Banerjee’s personal defeat in Bhabanipur to Suvendu Adhikari deepened the scale of the setback. Adhikari, once one of her closest aides before joining the BJP, had defeated her in Nandigram in 2021. His victory in her Kolkata bastion gave the BJP a symbolic prize that went beyond the arithmetic of government formation. The defeat also left Trinamool facing its most serious leadership crisis since its foundation.
The verdict reversed the political map created in 2011, when Banerjee’s street campaigns over Singur, Nandigram and land acquisition ended 34 years of Left Front rule. Fifteen years later, similar language of “poriborton” was used against her, with the BJP presenting itself as the force that could end what it called corruption, intimidation and family control within Trinamool.
The BJP’s expansion was broad rather than confined to its earlier pockets of strength. It retained much of its support in north Bengal, consolidated gains in the Jungle Mahal region and pushed deep into south Bengal, where Trinamool had once relied on dense booth networks, welfare beneficiaries and minority consolidation. The scale of the swing suggested that local anger over governance, recruitment scams, violence around elections and complaints over syndicate culture had cut into Trinamool’s social coalition.
Turnout was exceptionally high, with more than 63 million votes cast.

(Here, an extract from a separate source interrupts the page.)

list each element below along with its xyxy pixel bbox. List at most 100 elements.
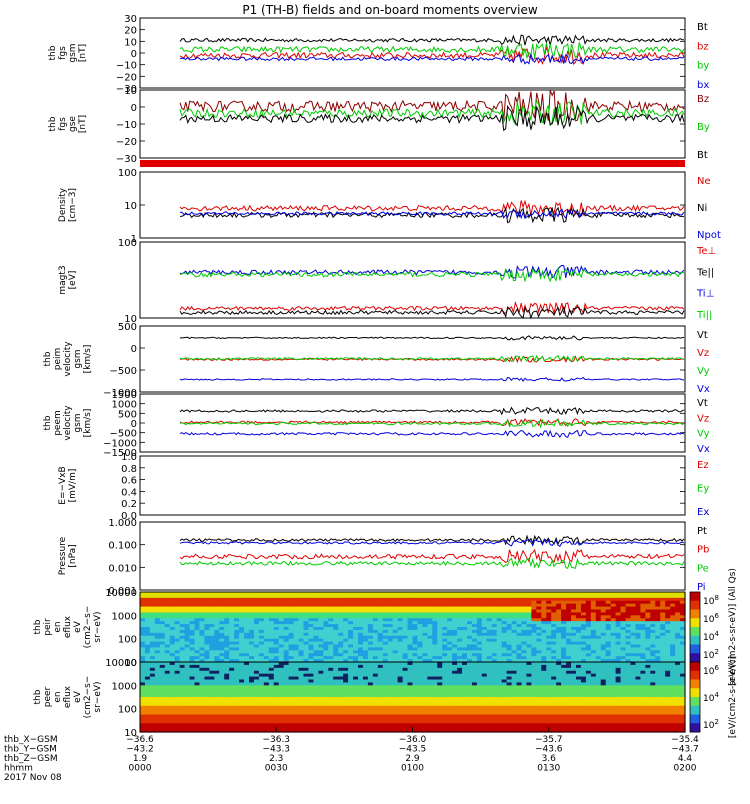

The BJP’s campaign combined national leadership, organisational discipline and a local narrative led by Adhikari, Dilip Ghosh and Samik Bhattacharya. Prime Minister Narendra Modi framed the result as a mandate for constitutional democracy and development, while BJP leaders argued that Bengal had rejected fear-based politics.
Trinamool leaders disputed the verdict’s legitimacy, alleging irregularities linked to the voter roll revision and delays in counting trends. Banerjee described the outcome as tainted and accused the BJP of using state power to influence the contest. The BJP rejected the charge, saying the scale of the mandate left no room for such claims. The Election Commission of India’s published trends and results showed the BJP well past the 148-seat majority threshold.
The campaign had been fought against the backdrop of deep polarisation. Trinamool relied on its welfare schemes, especially cash support for women, rural benefits and subsidies, while warning that a BJP government would threaten Bengal’s cultural identity and social balance. The BJP countered with allegations of corruption in teacher recruitment, misuse of police power, political violence and appeasement politics.
A split in minority voting patterns also appears to have hurt Trinamool in several constituencies. The party had counted on Muslim voters as a reliable bloc, but smaller parties, independents and local dissatisfaction reduced its margins in some seats. At the same time, Hindu consolidation behind the BJP proved stronger than in 2021, when Trinamool had successfully turned the contest into a referendum on Bengali pride.
The defeat of several Trinamool ministers underlined the collapse of the ruling party’s administrative grip. What had once been its biggest strength — an extensive local network stretching from panchayats to municipalities — became a liability in areas where voters associated local leaders with coercion, cut-money allegations and access-based welfare delivery.